Metabolism of Epidermal Growth Factor Receptor Targeting Probe [11C]PD153035: Impact on Biodistribution and Tumor Uptake in Rats

Several tracers have been evaluated as probes for noninvasive epidermal growth factor receptor (EGFR) quantification with PET. One of the most promising candidates is the 11C-labeled analog of the EGFR tyrosine kinase inhibitor PD153035. However, previous in vitro studies indicated extensive metabolism of the tracer, which could be disadvantageous for the assessment of receptor density in vivo. The aim of this study was to investigate the in vivo metabolism of [11C]PD153035 to determine whether alterations in metabolite formation are accompanied by changes in biodistribution and tumor uptake. Methods: EGFR-overexpressing human epidermoid carcinoma xenografts in rats were used in all examinations of tumor uptake. Cytochrome P450 enzymes of subfamilies CYP2D and CYP3A were inhibited before intravenous injection of [11C]PD153035 into healthy and tumor-bearing male rats. Samples were taken from arterial blood and urine, and the occurrence of radioactive metabolites was assessed with radio–high-performance liquid chromatography. Dynamic PET examinations of healthy and tumor-bearing animals were performed. In 1 rat, the effect of local intraarterial administration was examined. Results: [11C]PD153035 labeled at position 6 was metabolized extensively in vivo in male rats, resulting in very low levels of the intact tracer in plasma only minutes after injection.
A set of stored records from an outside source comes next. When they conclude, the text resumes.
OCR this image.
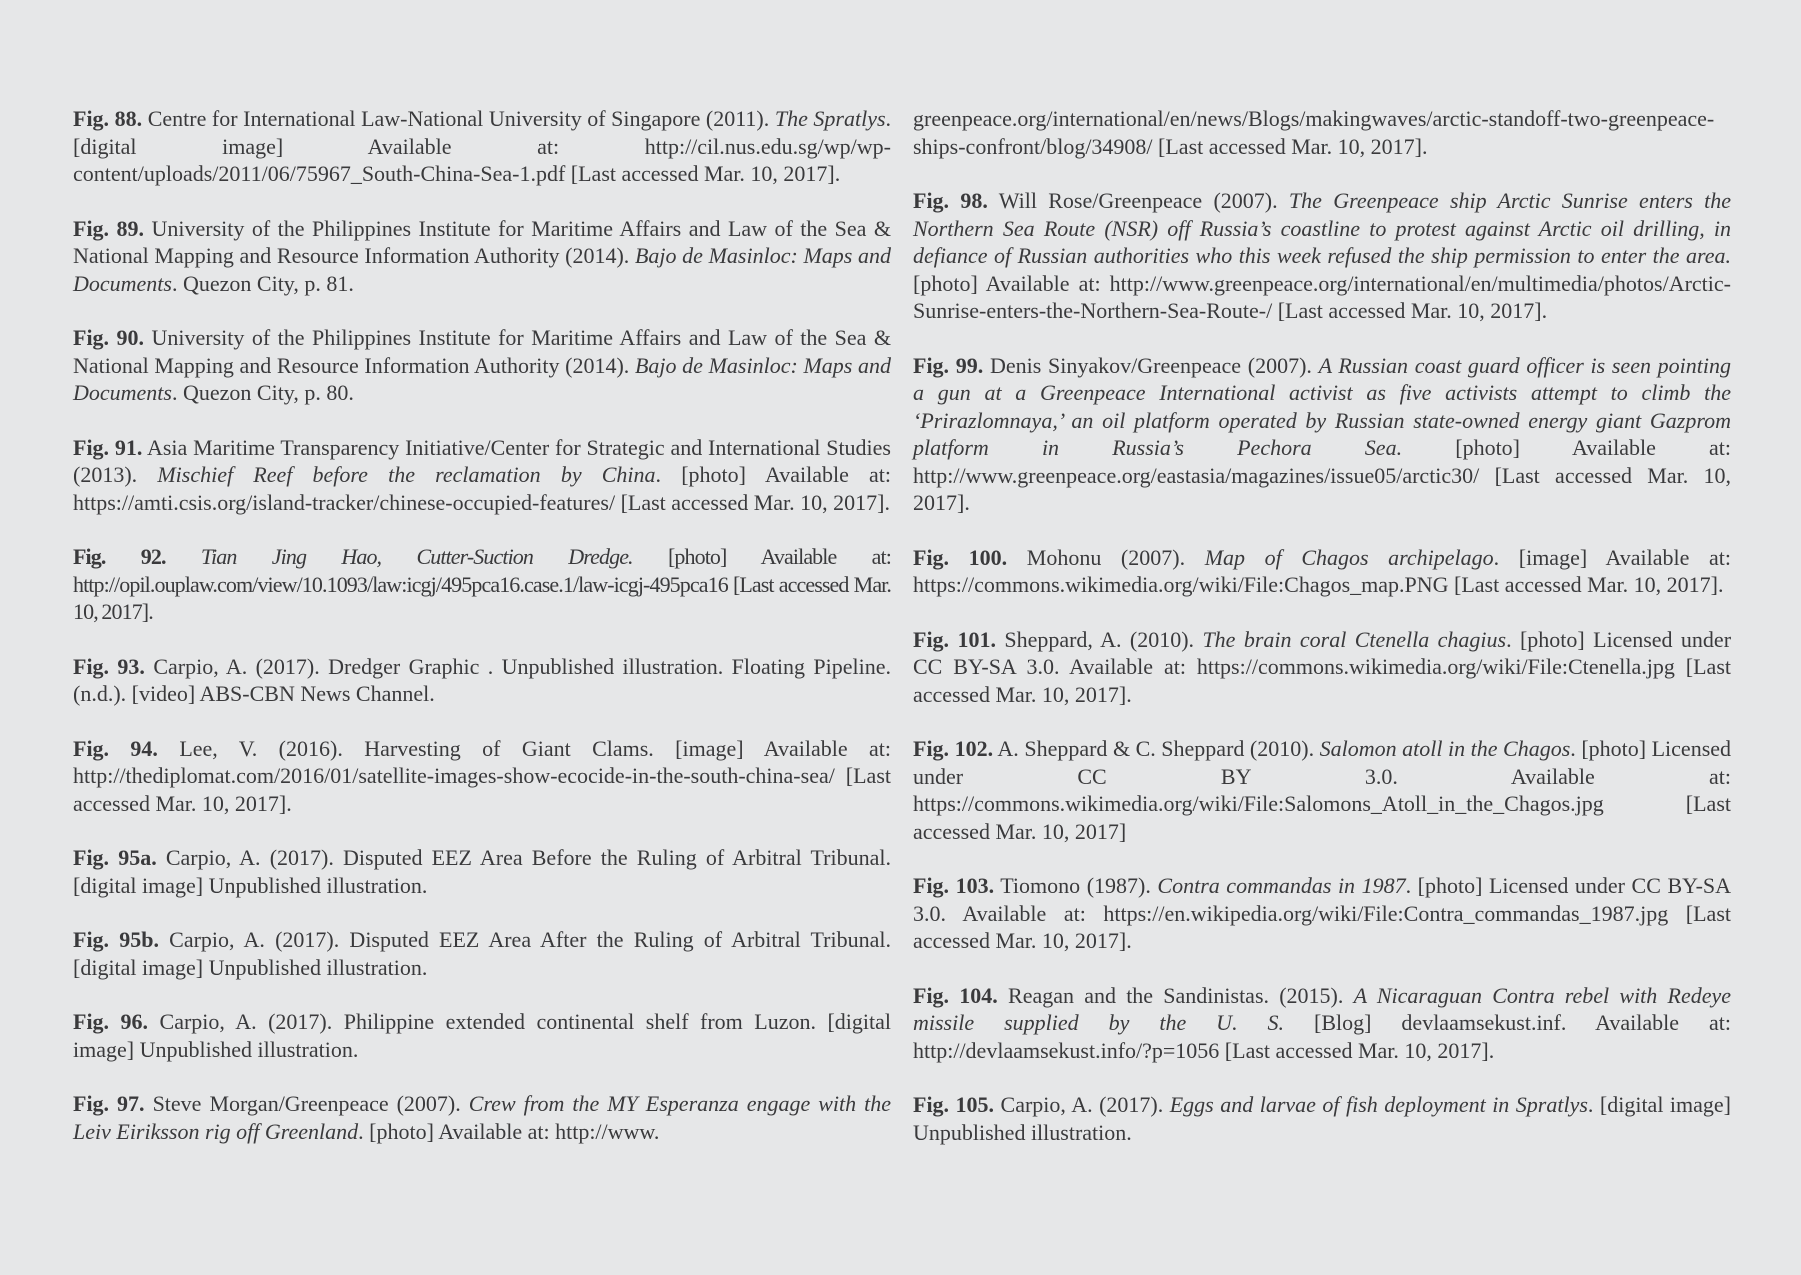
Fig. 88. Centre for International Law-National University of Singapore (2011). The Spratlys. [digital image] Available at: http://cil.nus.edu.sg/wp/wp-content/uploads/2011/06/75967_South-China-Sea-1.pdf [Last accessed Mar. 10, 2017].

Fig. 89. University of the Philippines Institute for Maritime Affairs and Law of the Sea & National Mapping and Resource Information Authority (2014). Bajo de Masinloc: Maps and Documents. Quezon City, p. 81.

Fig. 90. University of the Philippines Institute for Maritime Affairs and Law of the Sea & National Mapping and Resource Information Authority (2014). Bajo de Masinloc: Maps and Documents. Quezon City, p. 80.

Fig. 91. Asia Maritime Transparency Initiative/Center for Strategic and International Studies (2013). Mischief Reef before the reclamation by China. [photo] Available at: https://amti.csis.org/island-tracker/chinese-occupied-features/ [Last accessed Mar. 10, 2017].

Fig. 92. Tian Jing Hao, Cutter-Suction Dredge. [photo] Available at: http://opil.ouplaw.com/view/10.1093/law:icgj/495pca16.case.1/law-icgj-495pca16 [Last accessed Mar. 10, 2017].

Fig. 93. Carpio, A. (2017). Dredger Graphic . Unpublished illustration. Floating Pipeline. (n.d.). [video] ABS-CBN News Channel.

Fig. 94. Lee, V. (2016). Harvesting of Giant Clams. [image] Available at: http://thediplomat.com/2016/01/satellite-images-show-ecocide-in-the-south-china-sea/ [Last accessed Mar. 10, 2017].

Fig. 95a. Carpio, A. (2017). Disputed EEZ Area Before the Ruling of Arbitral Tribunal. [digital image] Unpublished illustration.

Fig. 95b. Carpio, A. (2017). Disputed EEZ Area After the Ruling of Arbitral Tribunal. [digital image] Unpublished illustration.

Fig. 96. Carpio, A. (2017). Philippine extended continental shelf from Luzon. [digital image] Unpublished illustration.

Fig. 97. Steve Morgan/Greenpeace (2007). Crew from the MY Esperanza engage with the Leiv Eiriksson rig off Greenland. [photo] Available at: http://www.

greenpeace.org/international/en/news/Blogs/makingwaves/arctic-standoff-two-greenpeace-ships-confront/blog/34908/ [Last accessed Mar. 10, 2017].

Fig. 98. Will Rose/Greenpeace (2007). The Greenpeace ship Arctic Sunrise enters the Northern Sea Route (NSR) off Russia’s coastline to protest against Arctic oil drilling, in defiance of Russian authorities who this week refused the ship permission to enter the area. [photo] Available at: http://www.greenpeace.org/international/en/multimedia/photos/Arctic-Sunrise-enters-the-Northern-Sea-Route-/ [Last accessed Mar. 10, 2017].

Fig. 99. Denis Sinyakov/Greenpeace (2007). A Russian coast guard officer is seen pointing a gun at a Greenpeace International activist as five activists attempt to climb the ‘Prirazlomnaya,’ an oil platform operated by Russian state-owned energy giant Gazprom platform in Russia’s Pechora Sea. [photo] Available at: http://www.greenpeace.org/eastasia/magazines/issue05/arctic30/ [Last accessed Mar. 10, 2017].

Fig. 100. Mohonu (2007). Map of Chagos archipelago. [image] Available at: https://commons.wikimedia.org/wiki/File:Chagos_map.PNG [Last accessed Mar. 10, 2017].

Fig. 101. Sheppard, A. (2010). The brain coral Ctenella chagius. [photo] Licensed under CC BY-SA 3.0. Available at: https://commons.wikimedia.org/wiki/File:Ctenella.jpg [Last accessed Mar. 10, 2017].

Fig. 102. A. Sheppard & C. Sheppard (2010). Salomon atoll in the Chagos. [photo] Licensed under CC BY 3.0. Available at: https://commons.wikimedia.org/wiki/File:Salomons_Atoll_in_the_Chagos.jpg [Last accessed Mar. 10, 2017]

Fig. 103. Tiomono (1987). Contra commandas in 1987. [photo] Licensed under CC BY-SA 3.0. Available at: https://en.wikipedia.org/wiki/File:Contra_commandas_1987.jpg [Last accessed Mar. 10, 2017].

Fig. 104. Reagan and the Sandinistas. (2015). A Nicaraguan Contra rebel with Redeye missile supplied by the U. S. [Blog] devlaamsekust.inf. Available at: http://devlaamsekust.info/?p=1056 [Last accessed Mar. 10, 2017].

Fig. 105. Carpio, A. (2017). Eggs and larvae of fish deployment in Spratlys. [digital image] Unpublished illustration.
The major identified radiolabeled metabolites found were the N-oxide and metabolites arising from O demethylation at position 7. They were reduced by inhibition of CYP2D and CYP3A enzymes. PET revealed enzyme activity–dependent changes in the radioactivity distribution in the liver and tumors. Local administration of [11C]PD153035 greatly increased radioactivity levels in the adjacent tumor compared with levels typically found after intravenous administration. The highest tumor-to-muscle ratio at 60 min after intravenous injection was found in the untreated animals, whereas the overall highest ratio was found in the tumor near the intraarterial administration site. Conclusion: We suggest that the metabolism of [11C]PD153035 should be taken into consideration when this tracer is used to quantify EGFR expression, as our results indicated that the distribution of radioactivity to EGFR-overexpressing tumors was affected by the rate of metabolism and the route of administration.